The main risk in trapped lung patients is multiple diagnostic and therapeutic procedures for a persistent pleural effusion. This can be prevented by clinical awareness of this condition. The patient should be counseled regarding the benign nature of trapped lung once underlying malignancy is excluded and the irreversible outcome of this pleural abnormality.

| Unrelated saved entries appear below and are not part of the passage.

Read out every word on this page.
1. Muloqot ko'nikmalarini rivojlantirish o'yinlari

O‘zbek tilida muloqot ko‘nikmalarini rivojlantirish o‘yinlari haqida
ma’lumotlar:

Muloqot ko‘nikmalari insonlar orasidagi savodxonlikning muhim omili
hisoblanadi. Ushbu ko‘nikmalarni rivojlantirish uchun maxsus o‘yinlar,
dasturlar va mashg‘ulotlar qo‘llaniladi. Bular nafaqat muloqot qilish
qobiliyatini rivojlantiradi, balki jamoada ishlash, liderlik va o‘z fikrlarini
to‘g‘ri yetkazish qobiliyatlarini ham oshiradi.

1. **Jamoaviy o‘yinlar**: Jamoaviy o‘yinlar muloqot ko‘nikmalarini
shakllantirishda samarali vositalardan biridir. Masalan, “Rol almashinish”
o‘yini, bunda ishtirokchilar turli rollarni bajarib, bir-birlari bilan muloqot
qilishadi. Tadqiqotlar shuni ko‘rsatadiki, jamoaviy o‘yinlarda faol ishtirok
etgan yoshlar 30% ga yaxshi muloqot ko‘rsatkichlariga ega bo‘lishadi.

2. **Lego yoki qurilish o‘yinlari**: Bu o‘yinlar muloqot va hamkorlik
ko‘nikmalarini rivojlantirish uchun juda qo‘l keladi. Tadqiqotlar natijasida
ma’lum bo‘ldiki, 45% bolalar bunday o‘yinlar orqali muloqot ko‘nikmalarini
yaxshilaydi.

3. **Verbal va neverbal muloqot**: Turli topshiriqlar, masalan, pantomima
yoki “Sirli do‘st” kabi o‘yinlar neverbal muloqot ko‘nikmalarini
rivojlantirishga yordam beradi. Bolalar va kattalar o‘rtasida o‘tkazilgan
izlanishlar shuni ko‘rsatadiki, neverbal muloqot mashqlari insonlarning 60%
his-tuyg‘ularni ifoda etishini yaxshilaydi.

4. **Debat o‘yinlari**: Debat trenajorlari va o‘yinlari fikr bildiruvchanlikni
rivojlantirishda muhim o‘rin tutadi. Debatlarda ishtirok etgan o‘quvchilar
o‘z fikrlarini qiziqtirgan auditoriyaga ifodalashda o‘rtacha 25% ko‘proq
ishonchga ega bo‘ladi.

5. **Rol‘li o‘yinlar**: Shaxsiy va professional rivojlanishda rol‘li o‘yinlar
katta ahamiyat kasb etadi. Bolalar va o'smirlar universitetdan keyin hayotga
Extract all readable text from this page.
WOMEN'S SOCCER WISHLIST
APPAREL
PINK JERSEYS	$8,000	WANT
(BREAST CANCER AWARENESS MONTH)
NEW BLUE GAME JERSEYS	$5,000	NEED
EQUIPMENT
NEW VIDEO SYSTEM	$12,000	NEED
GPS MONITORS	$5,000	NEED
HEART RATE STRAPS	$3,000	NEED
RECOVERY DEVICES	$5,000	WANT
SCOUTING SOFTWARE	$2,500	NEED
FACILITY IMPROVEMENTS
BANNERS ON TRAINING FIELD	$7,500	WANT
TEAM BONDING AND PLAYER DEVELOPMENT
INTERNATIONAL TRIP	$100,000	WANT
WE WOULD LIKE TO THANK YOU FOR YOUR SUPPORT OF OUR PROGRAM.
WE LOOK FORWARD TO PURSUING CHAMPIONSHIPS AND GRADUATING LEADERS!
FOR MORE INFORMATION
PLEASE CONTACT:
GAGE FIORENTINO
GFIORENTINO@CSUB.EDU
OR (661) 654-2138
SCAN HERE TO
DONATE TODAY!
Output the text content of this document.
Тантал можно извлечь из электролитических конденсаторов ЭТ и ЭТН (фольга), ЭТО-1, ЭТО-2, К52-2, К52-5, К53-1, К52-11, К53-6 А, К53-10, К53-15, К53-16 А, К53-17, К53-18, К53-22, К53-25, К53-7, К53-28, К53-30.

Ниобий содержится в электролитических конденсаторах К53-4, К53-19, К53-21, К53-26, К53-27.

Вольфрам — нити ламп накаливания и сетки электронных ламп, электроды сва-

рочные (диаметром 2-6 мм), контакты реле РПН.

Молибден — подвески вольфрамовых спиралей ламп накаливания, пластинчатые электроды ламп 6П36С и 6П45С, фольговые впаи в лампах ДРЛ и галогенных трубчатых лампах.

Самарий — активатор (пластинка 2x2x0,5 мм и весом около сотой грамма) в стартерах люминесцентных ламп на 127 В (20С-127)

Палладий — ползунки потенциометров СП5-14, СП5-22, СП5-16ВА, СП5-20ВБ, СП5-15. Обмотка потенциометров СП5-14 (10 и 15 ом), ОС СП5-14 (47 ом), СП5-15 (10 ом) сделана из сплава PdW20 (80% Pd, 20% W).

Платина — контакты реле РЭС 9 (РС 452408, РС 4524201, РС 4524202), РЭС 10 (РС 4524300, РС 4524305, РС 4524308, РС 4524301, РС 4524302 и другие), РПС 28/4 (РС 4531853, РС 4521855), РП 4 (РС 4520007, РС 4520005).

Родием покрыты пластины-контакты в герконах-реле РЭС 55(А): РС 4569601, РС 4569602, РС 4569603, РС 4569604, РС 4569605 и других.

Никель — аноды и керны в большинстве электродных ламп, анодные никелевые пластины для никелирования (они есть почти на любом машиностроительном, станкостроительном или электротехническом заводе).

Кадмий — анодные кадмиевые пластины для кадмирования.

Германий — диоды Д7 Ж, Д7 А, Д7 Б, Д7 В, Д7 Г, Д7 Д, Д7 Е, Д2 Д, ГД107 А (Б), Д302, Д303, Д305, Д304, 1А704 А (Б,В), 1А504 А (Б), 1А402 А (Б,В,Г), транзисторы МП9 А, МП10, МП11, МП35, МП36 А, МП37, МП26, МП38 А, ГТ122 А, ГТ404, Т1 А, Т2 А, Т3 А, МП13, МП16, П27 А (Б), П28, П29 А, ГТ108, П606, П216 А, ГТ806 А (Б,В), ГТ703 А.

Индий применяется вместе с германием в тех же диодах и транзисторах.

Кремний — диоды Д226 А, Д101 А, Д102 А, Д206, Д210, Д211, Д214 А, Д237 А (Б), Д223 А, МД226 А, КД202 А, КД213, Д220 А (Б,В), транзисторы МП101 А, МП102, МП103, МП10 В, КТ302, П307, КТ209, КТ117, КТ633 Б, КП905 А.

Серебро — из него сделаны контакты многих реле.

Further diagnostic or therapeutic interventions should be avoided unless the radiographical appearance changes and patients should be educated to reduce the risk of undergoing an ill-advised intervention in the future.

Pearls and Other Issues

Here are important points to take note of:

• Knowledge of trapped lung is crucial for physicians as many of these patients are subjected to repeated thoracentesis, managed with chest tubes, resulting in prolonged hospitalization.
• Trapped lung should be suspected in any patient with a chronic stable pleural effusion, particularly if there is a history of pneumonia, pneumothorax, hemothorax, thoracic surgery, or malignancy.
• Ultrasound is a rapid and cost-effective way of diagnosing pleural effusion. 
• Once the diagnosis of a trapped lung is made, the need for pleural drainage must be assessed based on the clinical circumstances on a case-by-case basis.[11] 
• High pleural space elastance (change in pressure/change in volume) exceeding 14.5 cm HO/L is the hallmark of a trapped lung.[5]
• Decortication of visceral pleura by VATS might allow reexpansion of the trapped lung to some degree and aid in the resolution of the trapped lung.[22][30]

Enhancing Healthcare Team Outcomes

The outcomes of a trapped lung depend on the underlying cause. To improve outcomes, prompt consultation with a pulmonologist, thoracic surgeon, and/or an intervention radiologist is highly recommended. Clinicians should have a high index of suspicion for trapped lung when they come across a case of chronic stable pleural effusion with no apparent diagnosis. Radiologists play a vital role in identifying the presence of thickened rind of visceral pleura on imaging studies. Patient education is extremely important and an interdisciplinary discussion must be held with the patient and their caregivers for better outcomes. In patients with underlying malignancy oncologists and surgical pathologists must be involved in the care of these patients.[3]